Increase in number of children being home educated

News - 27 Nov 2017

Dr Adam Boddison, Chief Executive at nasen talks more about the data obtained by the BBC from 106 councils across England, Wales and Northern Ireland which shows a 57% increase in the number of children and young people being home educated over the past 5 years. It also reveals that there are almost 1000 children with SEND waiting for a school place.

Is home education a problem?

Home education may be the right option for some children and young people, but there must be a genuine choice between school education and home education.  If families are opting for home education because of a lack of confidence in the school system to meet their needs, then we need to look again.

Under the current system, Local Authorities can intervene if they believe a child is at risk of not receiving a suitable home education.  However, it this is deemed a better option than the locally available school education, then there are clearly tensions.

Parents may choose to home educate for a range of reasons, including the provision a personalised curriculum where students can learn at their own pace.  The more challenging aspects of home education can include the costs (parents may need to be off work and to provide learning resources) and access to expertise and support.  The provision of the social element of learning and development can also be a challenge.  It should be included here that children with high learning potential are another significant group that are increasingly home educated, and some of these children will also have SEND. 

Sometimes, the situation can arise where the needs of a learner are too complex to be met within mainstream education, but not complex enough to qualify for a place in a special school.  This can leave some learners stuck in limbo, where home education is one of the only options.  

What are the challenges for schools?

There are some pressures and disincentives on schools that make it difficult for them to be more inclusive.  For mainstream schools, the accountability and assessment agenda means that schools are primarily judged on the academic progress and attainment of learners.  This notion of outcomes is too narrow and in many cases is leading to education provision that is less appropriate for learners with SEND.  for special schools, there is a capacity problem.  Virtually all of them have waiting lists, the demand for places is rising and there are 17 fewer maintained and non-maintained special schools in 2017 compared to 2010. 
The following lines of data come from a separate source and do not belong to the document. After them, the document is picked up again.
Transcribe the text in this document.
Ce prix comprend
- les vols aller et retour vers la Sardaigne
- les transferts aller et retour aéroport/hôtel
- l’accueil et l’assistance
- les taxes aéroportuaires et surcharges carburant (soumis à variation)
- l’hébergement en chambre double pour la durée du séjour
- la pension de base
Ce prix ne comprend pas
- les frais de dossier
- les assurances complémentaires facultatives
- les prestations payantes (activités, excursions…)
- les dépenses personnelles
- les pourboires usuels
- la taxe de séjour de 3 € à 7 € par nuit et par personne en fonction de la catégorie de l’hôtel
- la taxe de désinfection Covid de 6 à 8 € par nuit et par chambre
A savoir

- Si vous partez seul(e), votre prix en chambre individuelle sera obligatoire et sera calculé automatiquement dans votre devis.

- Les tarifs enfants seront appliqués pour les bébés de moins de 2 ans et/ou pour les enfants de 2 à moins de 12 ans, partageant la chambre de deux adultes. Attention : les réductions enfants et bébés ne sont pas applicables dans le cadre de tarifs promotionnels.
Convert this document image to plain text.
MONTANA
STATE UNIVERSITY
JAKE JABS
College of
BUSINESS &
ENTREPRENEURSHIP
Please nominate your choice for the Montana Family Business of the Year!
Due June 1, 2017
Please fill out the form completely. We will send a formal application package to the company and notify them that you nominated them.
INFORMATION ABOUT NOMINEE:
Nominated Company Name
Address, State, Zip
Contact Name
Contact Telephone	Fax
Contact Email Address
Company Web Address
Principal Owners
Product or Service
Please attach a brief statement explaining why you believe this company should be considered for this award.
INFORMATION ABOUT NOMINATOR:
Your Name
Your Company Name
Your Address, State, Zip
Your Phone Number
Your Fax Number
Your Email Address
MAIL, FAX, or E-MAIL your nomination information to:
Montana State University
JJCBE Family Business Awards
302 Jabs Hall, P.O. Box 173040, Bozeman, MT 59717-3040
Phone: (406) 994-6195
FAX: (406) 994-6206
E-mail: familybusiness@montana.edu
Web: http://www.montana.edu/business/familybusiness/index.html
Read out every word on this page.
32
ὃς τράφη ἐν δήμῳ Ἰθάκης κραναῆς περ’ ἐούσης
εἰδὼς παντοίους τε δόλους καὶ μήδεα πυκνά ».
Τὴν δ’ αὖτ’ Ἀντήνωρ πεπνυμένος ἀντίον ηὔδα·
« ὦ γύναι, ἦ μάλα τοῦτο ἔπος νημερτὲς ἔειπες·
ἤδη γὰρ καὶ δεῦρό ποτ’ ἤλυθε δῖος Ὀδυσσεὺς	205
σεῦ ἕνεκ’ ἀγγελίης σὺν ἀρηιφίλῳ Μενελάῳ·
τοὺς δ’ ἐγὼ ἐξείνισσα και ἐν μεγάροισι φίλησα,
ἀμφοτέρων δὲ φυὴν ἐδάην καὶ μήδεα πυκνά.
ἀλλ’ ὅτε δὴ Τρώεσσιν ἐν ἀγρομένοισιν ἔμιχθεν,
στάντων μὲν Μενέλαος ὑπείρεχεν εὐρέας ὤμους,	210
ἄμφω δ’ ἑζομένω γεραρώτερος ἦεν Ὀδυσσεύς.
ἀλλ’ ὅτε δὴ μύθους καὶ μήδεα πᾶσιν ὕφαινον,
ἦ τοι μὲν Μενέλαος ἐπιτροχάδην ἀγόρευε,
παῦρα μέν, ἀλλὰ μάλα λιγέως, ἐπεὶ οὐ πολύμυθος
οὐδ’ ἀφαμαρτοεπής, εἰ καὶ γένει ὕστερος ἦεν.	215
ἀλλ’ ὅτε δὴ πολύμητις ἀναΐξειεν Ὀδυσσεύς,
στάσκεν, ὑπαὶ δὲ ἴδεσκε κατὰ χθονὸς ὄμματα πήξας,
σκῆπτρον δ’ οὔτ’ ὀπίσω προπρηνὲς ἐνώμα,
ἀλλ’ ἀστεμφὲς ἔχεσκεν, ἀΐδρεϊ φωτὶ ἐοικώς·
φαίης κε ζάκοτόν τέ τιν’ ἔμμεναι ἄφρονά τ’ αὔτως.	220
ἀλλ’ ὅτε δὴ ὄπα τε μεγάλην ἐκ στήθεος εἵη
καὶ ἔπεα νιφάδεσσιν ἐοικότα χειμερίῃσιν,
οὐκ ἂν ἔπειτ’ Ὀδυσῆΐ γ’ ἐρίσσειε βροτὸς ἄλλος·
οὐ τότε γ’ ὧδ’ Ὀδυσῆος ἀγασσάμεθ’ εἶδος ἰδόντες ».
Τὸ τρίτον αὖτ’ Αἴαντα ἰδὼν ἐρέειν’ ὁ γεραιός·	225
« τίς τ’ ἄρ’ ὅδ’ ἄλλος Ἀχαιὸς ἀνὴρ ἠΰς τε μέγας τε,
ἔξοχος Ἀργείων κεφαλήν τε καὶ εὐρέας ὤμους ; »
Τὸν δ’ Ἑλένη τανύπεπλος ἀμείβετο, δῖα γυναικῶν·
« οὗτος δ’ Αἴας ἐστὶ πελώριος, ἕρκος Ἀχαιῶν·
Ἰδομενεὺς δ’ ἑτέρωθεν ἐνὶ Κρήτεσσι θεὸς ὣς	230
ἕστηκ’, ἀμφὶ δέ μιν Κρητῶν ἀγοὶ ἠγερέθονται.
For all schools, funding remains an issue and the real terms tightening of school budgets has come at a time when the complexity of need is increasing.  Despite the challenges, some school leaders are showing strong ethical leadership and are providing an inclusive educational offer for all of their students.  However, this can lead to a magnet effect, where inclusive schools gain a reputation in the community for being inclusive and are then overwhelmed with demand.

What should be done?

1.       There should be funded professional development for teachers in mainstream schools, so they can meet a broader and more complex range of needs. 

2.       In addition to increased funding, there should be a focus on how existing SEND funding is spent.  A requirement for schools to report to governors or Trustees on the impact of SEND spend in a similar way to what is required for the Pupil Premium would help to focus attention on this important area.

3.       We need a national strategy for special school places so that waiting lists can be brought down with more fluid provision across both mainstream and special schools.

4.       SEND provision and inclusion should have increased prominence within Ofsted’s revised common inspection framework

Written by Dr Adam Boddison, Chief Executive at nasen

More about nasen 

nasen (National Association of Special Educational Needs) is a charity organisation who have been operating for 25 years.

We are a membership organisation who support thousands of practitioners by providing relevant information, training and resources to enable staff to meet all pupils’ needs. Working with dedicated education professionals, our aim is to ensure that practice for special and additional needs is both effective and current.